While they can't withstand anything above zone 4, pansies are remarkably cold-hardy. They look adorable peeking out of the snow and make a gorgeous winter ground cover. Be sure to give them a thick layer of mulch or another form of frost protection. Though short-lived, pansies grown in late winter will cheerfully bloom the moment spring arrives.
5. Wintergreen boxwood
The wintergreen boxwood keeps its good looks even when covered in a blanket of snow, thanks to its shallow roots. This squat shrub holds up well to winter winds and keeps its emerald color all season long. Be sure to safeguard the roots with a 2-3 inch topping of mulch. Left undisturbed, wintergreen boxwood makes a handsome living hedge or border with very little upkeep required.
Also called Echinacea, the coneflower is a hardy perennial that laughs in the face of winter. Extremely drought tolerant, most varieties produce abundant blooms from summer into fall that attract songbirds and butterflies galore. While the iconic purple species handle winter with ease, some newer hybrid coneflowers are less cold-adapted. Know what you’re getting to ensure winter survival.
7. Blue Spruce
A picturesque conifer adorned with snow, the towering blue spruce adds striking beauty and visual interest to winter landscapes. Its unusual blue-green or silver-blue needles stand out amid bare trees and drab greenery. Though it requires at least six hours of sunlight per day and consistent moisture, those needs make it quite low-maintenance compared to most evergreens. Set against a blanket of white, nothing looks quite so graceful.

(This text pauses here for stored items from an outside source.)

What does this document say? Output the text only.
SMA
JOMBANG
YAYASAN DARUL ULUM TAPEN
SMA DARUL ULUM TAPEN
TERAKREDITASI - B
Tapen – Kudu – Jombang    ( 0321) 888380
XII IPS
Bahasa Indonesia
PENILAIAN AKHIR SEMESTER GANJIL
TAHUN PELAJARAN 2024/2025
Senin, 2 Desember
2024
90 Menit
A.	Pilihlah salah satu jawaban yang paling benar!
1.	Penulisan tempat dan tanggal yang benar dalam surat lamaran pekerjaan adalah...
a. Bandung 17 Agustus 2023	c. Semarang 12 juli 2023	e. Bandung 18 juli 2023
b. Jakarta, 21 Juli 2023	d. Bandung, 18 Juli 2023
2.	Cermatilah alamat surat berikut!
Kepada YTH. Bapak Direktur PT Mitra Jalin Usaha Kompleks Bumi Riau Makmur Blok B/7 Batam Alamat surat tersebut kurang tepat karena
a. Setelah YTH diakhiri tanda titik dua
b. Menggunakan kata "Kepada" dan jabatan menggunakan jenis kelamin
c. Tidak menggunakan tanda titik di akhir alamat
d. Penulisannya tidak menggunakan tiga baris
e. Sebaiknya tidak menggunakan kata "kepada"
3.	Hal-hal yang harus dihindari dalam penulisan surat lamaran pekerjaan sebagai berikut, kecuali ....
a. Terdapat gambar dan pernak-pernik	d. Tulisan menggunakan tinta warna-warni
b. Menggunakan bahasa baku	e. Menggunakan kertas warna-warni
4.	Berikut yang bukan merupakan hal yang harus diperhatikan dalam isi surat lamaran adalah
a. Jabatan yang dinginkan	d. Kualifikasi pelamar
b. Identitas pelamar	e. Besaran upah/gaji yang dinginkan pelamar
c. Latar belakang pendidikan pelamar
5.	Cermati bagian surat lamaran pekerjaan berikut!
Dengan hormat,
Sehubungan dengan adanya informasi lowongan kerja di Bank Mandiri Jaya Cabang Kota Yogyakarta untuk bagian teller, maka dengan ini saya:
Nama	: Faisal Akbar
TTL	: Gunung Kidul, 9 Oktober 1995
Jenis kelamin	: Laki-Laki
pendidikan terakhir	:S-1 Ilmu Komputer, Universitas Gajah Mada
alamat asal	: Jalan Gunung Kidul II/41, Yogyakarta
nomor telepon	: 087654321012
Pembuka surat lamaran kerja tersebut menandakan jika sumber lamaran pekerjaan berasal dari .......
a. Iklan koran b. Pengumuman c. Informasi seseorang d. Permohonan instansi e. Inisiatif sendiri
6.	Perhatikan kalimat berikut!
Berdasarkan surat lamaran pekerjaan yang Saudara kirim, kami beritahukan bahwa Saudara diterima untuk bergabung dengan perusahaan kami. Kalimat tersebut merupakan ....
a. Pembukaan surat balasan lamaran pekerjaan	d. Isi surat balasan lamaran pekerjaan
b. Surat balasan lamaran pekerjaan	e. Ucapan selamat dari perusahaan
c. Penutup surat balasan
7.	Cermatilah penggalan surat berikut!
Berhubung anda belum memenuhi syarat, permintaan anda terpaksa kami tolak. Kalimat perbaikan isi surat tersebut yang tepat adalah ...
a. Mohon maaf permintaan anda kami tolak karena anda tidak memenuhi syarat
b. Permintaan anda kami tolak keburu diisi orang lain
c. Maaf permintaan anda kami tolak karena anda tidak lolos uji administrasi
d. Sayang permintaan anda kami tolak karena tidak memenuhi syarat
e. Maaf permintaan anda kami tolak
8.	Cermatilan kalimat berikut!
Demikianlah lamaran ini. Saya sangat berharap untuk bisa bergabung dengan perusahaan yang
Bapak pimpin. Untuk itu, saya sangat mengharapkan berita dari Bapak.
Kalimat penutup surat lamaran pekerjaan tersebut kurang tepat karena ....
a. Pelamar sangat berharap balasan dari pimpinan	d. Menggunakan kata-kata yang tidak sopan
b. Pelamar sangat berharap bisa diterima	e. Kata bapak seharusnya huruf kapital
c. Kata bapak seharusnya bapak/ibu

Hostas are cherished for their versatility and staying power – most varieties stick around for many years with very little care required. Their lush leaves provide tons of texture and come in a rainbow of hues like blue, gold and variegated green. Hostas will spread slowly on their own by dividing underground. That makes them a budget-friendly choice for covering ground in style. Protect them with slug bait before winter dormancy sets in for best results. Come spring, they’ll send up fresh new leaves!